L'Iran, re Bibi e il "popolo eterno" di Israele
Tempo di lettura: 3 minuti«Ecco un possibile scenario: Israele attaccherà l’Iran contrariamente alla ferma presa di posizione del presidente Obama che quasi supplica di lasciare questa incombenza agli Stati Uniti d’America. E questo perché? Perché Benjamin Netanyahu ha una linea di pensiero e una visione storica secondo le quali — riassumendo a brevi linee — Israele è il “popolo eterno” mentre gli Stati Uniti, con tutto il rispetto, sono una specie di Assiria o di Babilonia, di Grecia o di Roma dei giorni nostri. Vale a dire: noi siamo per sempre, destinati a rimanere, mentre loro, nonostante tutto il potere che possiedono, sono momentanei, transitori, motivati da considerazioni politiche ed economiche limitate ed immediate, preoccupati delle ripercussioni che un eventuale attacco potrebbe avere sul prezzo del petrolio e sui risultati elettorali. Noi invece sussistiamo nella sfera dell’“Israele eterno” e portiamo in noi una memoria storica in cui balenano miracoli e imprese di salvezza che vanno oltre la logica e i limiti della realtà. Il loro presidente è “un’anima candida” che crede che i nemici ragionino in maniera razionale come lui mentre noi, già da quattromila anni, ci troviamo ad affrontare le forze più cruente e gli istinti umani più incontrollabili e oscuri della storia e sappiamo bene come comportarci per sopravvivere in queste zone d’ombra». Così lo scrittore David Grossman sulla Repubblica del 3 agosto, che prosegue: «Chi è a favore di un intervento contro l’Iran si muove lungo un asse i cui estremi sono “o la bomba atomica iraniana o il bombardamento dell’Iran” e dal quale pende un’insegna: “Per sempre divorerà la spada” (II Samuele, 2, 26).

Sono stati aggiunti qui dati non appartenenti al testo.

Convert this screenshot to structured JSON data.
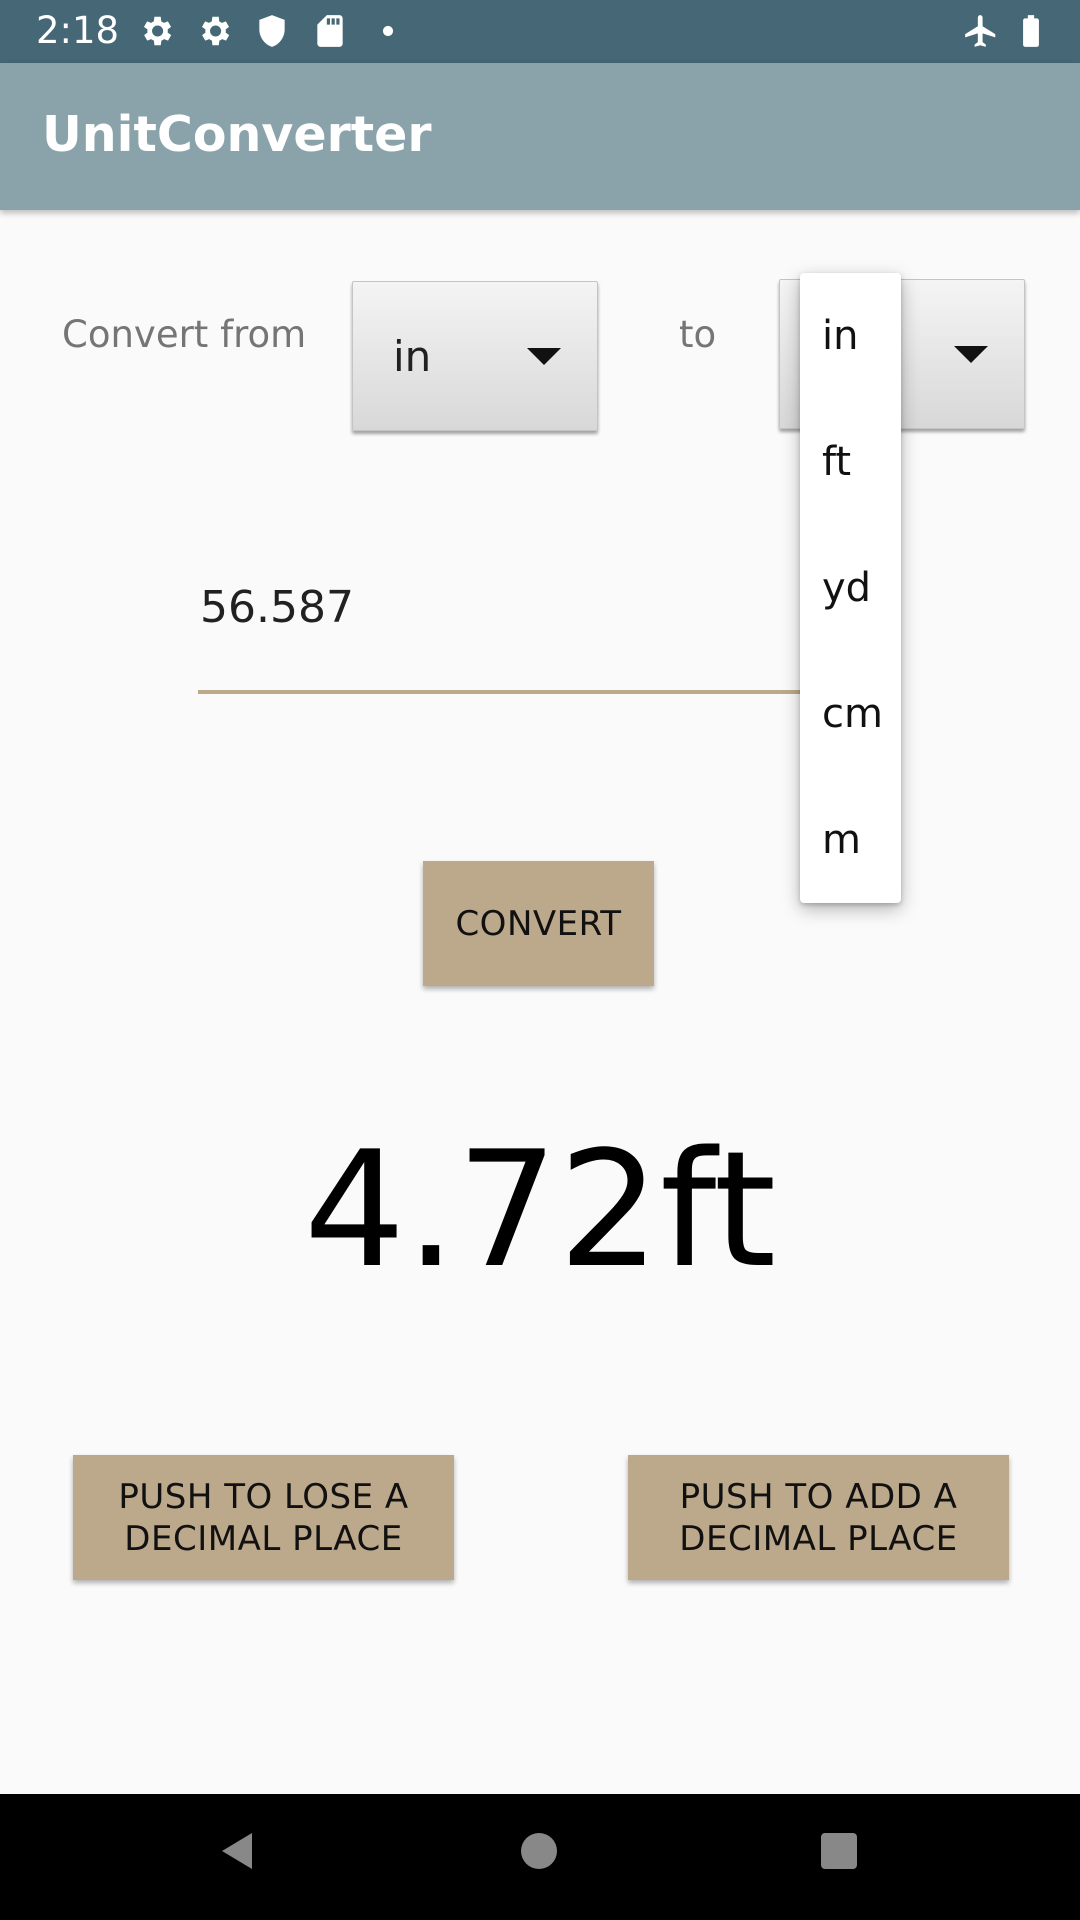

I leader israeliani sono talmente prigionieri di questo ragionamento automatico che sembra che, dinanzi a qualunque dilemma o a qualunque decisione relativa alla sicurezza, un verdetto celeste o una legge di natura condanni quasi sempre Israele a muoversi solo ed esclusivamente tra “o la bomba o il bombardamento”. Ad aggredire o a essere aggredito. Certo, un Iran dotato di armi nucleari rappresenta un pericolo reale, non è una paranoia del governo israeliano. Ma nella situazione attuale esistono altre direzioni di movimento, altre possibilità di azione – o di inazione. E naturalmente esiste l’inequivocabile promessa americana che l’Iran non avrà armi nucleari. Ma Israele sembra già essere al culmine di un processo in cui agiscono forze ben note e più potenti di lui, quasi primordiali, alimentate dalla percezione storica ricordata in precedenza che fa sì che di solito i timori si realizzino e che calamita verso situazioni di minaccia esistenziale.
Quindi, con maggiore enfasi, si pone la domanda: perché ministri e alti dirigenti di tutti i settori della sicurezza – quelli ancora in carica, non solo quelli del passato – non si alzano a dire la loro? Quelli che in conversazioni private si oppongono all’iniziativa di un attacco, che ritengono che un’aggressione israeliana prorogherebbe soltanto di poco la nuclearizzazione dell’Iran e temono le conseguenze a lungo termine di un’aggressione simile per Israele, per la sua stessa esistenza. Perché non si alzano adesso, quando ancora è possibile, per dichiarare: noi non collaboreremo con questo delirio megalomane, con questa disastrosa concezione messianica? La fedeltà al “sistema” è forse più importante della fedeltà a ciò a cui hanno dedicato la vita: la sicurezza e il futuro di Israele? Un’iniziativa di questo tipo sarebbe il gesto più significativo che potrebbero fare oggi per Israele, per la sua sicurezza e il suo futuro». Titole dell’articolo L’Iran, re Bibi e il “popolo eterno” di Israele.